YOU'LL COME FOR THE CURSES. YOU'LL STAY FOR THE MUDGEONRY.

Sunday, April 17, 2005

The World Without Humanity

Some little time ago, a zoologist named Dougal Dixon produced a book called After Man, a portrait of life on earth fifty million years after the extinction of the human race. Starting with a map of the continents, as altered over that period by the shifting of tectonic plates, Dixon proceeded to apply evolutionary principles with prodigious but highly disciplined imagination.

Species which had been dependent on humanity, such as dogs, horses and so forth, naturally joined Homo sapiens in the oblivion to which that insanely destructive species consigned itself and so many others. However, the ecosphere rapidly recovered from the chaotic blip of human history, and the gaps left by extinct species were quickly filled by others.

Rats, a highly efficient species, evolved into the main carnivores, their bodies growing doglike in size and shape. A huge creature called a vortex, which developed, as I recall, from penguins, appeared to fill the ecological gap left by the exterminated whales. A marsh-dwelling herbivore called a reedstilt has loose fronds of skin on its lower legs; as it stands in shallow water and hunts fish, the camouflaging fronds wave gently in the current like the leaves of underwater plants.

Some of Dixon's new species seem to have evolved with their tongue in their cheek. A type of rodent bears its young high up in the mountains; when the young mature, they find more plentiful food supplies by jumping off the mountains and slowing their descent with a thick parasol of hairs at the end of their tails; naturally, the name of the species is parashrew. The archipelago of Batavia is dominated by animals which have evolved from bats, including the delightful night stalker, a huge, flightless, eyeless predator which walks on its forelimbs and tears its prey to pieces with elongated hind limbs that reach forward over its shoulders.

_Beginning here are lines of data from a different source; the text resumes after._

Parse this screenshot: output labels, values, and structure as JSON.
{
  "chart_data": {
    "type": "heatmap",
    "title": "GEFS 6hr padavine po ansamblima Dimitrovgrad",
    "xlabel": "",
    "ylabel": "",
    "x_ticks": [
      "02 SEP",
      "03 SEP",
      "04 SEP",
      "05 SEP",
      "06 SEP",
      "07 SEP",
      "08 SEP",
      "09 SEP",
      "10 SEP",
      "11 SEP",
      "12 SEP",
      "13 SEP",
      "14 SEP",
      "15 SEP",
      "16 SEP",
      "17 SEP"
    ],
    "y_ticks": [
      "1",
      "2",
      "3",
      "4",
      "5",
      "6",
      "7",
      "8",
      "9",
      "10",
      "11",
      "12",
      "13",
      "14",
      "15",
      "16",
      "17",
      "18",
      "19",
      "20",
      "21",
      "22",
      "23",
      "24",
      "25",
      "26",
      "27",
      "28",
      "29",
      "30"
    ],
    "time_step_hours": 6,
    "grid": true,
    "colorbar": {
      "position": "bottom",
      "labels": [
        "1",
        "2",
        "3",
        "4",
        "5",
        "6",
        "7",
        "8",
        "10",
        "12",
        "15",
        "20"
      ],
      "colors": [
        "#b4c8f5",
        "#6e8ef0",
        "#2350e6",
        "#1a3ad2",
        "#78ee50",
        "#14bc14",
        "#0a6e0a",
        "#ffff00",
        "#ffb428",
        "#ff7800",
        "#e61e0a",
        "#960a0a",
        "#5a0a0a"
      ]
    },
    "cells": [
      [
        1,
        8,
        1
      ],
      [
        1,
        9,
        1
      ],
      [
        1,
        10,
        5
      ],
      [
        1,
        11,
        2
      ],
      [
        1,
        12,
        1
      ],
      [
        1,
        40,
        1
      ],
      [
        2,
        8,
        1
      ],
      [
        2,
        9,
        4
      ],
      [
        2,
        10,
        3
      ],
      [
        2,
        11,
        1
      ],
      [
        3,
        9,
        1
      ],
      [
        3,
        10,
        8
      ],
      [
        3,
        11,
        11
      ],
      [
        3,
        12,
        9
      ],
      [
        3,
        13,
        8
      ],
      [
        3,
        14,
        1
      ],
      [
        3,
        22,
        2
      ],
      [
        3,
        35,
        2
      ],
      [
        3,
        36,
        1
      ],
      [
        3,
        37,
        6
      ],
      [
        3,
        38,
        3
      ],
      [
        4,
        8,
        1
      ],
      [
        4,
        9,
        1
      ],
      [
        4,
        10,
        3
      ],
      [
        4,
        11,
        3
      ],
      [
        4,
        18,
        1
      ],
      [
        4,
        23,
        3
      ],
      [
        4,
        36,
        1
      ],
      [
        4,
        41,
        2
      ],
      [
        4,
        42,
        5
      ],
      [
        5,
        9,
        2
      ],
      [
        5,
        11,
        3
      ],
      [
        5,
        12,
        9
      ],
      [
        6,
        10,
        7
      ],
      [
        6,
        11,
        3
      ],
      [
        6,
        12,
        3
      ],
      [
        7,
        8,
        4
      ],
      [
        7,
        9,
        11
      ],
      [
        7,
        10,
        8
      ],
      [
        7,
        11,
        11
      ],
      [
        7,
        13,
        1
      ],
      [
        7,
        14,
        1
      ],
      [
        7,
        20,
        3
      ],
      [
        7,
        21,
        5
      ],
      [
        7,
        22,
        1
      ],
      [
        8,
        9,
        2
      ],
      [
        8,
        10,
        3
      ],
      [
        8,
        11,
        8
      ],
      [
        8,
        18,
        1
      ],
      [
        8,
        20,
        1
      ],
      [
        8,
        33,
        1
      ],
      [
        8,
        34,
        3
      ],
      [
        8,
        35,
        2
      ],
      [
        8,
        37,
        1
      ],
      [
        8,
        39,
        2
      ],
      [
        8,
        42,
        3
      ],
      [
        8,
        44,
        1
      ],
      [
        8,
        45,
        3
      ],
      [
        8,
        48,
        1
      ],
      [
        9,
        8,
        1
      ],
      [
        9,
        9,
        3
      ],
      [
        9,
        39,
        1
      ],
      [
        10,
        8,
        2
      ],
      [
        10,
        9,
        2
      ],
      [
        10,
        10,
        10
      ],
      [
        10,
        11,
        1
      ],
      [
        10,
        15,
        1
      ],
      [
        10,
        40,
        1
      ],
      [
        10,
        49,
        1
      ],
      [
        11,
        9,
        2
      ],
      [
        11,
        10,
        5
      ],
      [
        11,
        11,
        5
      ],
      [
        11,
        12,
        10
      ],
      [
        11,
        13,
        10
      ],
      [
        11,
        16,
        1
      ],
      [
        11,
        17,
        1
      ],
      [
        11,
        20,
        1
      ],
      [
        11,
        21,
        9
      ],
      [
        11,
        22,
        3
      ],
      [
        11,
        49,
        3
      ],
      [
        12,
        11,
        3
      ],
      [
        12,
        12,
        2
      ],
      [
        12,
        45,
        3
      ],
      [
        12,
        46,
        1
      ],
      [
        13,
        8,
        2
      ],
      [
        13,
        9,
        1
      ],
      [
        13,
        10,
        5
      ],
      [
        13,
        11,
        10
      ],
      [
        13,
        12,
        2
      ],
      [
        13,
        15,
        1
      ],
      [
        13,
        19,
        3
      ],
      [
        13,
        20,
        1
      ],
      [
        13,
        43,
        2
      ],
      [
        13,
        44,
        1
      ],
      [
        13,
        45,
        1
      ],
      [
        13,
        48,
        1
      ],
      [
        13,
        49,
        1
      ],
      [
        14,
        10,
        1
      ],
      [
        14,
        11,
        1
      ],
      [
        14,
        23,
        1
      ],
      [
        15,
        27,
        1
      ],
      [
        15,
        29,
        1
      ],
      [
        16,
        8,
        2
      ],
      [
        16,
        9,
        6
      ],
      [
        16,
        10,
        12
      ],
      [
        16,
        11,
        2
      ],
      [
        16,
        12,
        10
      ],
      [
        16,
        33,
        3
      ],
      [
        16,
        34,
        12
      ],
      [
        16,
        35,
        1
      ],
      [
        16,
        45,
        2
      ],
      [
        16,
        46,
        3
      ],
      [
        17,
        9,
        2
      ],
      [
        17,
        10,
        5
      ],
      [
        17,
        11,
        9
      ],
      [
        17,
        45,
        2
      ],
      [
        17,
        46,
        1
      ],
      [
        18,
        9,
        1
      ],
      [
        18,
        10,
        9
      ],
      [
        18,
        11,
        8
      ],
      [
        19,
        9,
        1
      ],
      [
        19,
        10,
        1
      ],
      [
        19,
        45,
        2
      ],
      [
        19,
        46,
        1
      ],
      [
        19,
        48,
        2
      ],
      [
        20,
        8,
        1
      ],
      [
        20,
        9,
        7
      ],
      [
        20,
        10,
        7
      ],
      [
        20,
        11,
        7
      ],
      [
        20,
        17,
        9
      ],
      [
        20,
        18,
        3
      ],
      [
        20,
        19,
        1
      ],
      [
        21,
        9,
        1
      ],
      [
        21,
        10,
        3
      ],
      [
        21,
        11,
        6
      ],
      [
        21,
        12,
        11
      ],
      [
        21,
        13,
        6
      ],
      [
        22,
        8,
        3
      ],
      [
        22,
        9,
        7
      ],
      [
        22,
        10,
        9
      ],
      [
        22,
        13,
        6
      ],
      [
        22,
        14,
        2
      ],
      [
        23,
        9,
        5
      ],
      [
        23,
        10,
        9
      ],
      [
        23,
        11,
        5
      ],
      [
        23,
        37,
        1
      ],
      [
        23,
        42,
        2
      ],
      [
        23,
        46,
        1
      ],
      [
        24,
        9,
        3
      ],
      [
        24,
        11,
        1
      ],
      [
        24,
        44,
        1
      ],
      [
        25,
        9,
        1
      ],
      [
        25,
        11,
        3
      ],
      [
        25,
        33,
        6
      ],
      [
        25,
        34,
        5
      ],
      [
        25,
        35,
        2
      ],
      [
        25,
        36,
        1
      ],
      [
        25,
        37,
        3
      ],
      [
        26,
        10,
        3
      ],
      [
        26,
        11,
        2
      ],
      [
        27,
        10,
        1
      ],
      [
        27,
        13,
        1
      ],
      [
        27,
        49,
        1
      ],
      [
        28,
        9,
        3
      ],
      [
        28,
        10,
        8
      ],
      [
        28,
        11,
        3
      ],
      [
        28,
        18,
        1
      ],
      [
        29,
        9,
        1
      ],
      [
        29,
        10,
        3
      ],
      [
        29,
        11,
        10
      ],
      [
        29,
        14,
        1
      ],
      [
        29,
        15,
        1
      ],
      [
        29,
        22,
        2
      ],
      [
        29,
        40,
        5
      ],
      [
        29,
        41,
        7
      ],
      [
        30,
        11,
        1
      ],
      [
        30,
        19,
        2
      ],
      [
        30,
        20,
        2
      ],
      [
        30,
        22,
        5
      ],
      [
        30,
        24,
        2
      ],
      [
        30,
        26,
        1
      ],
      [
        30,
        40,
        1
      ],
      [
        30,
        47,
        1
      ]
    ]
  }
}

A few years after After Man, Dixon produced a second, equally brilliant book, set in the present day. However, the premise of The New Dinosaurs is that the dinosaurs' extinction did not take place, and that the great lizards have continued to evolve through the sixty-five million years which separate them from the present. Since, in these circumstances, the mammals do not evolve beyond the tree-shrew stage, humanity has no place in this world, either; although at the end Dixon speculates on the possibility of a humanoid creature evolving among the dinosaurs.

Both After Man and The New Dinosaurs are beautifully presented and stunningly illustrated with colour pictures of their remarkable protagonists; all species are equipped with Latin names and their evolutionary peculiarities are clearly delineated in careful line diagrams. These books are two of the most extraordinary works of science fiction ever produced.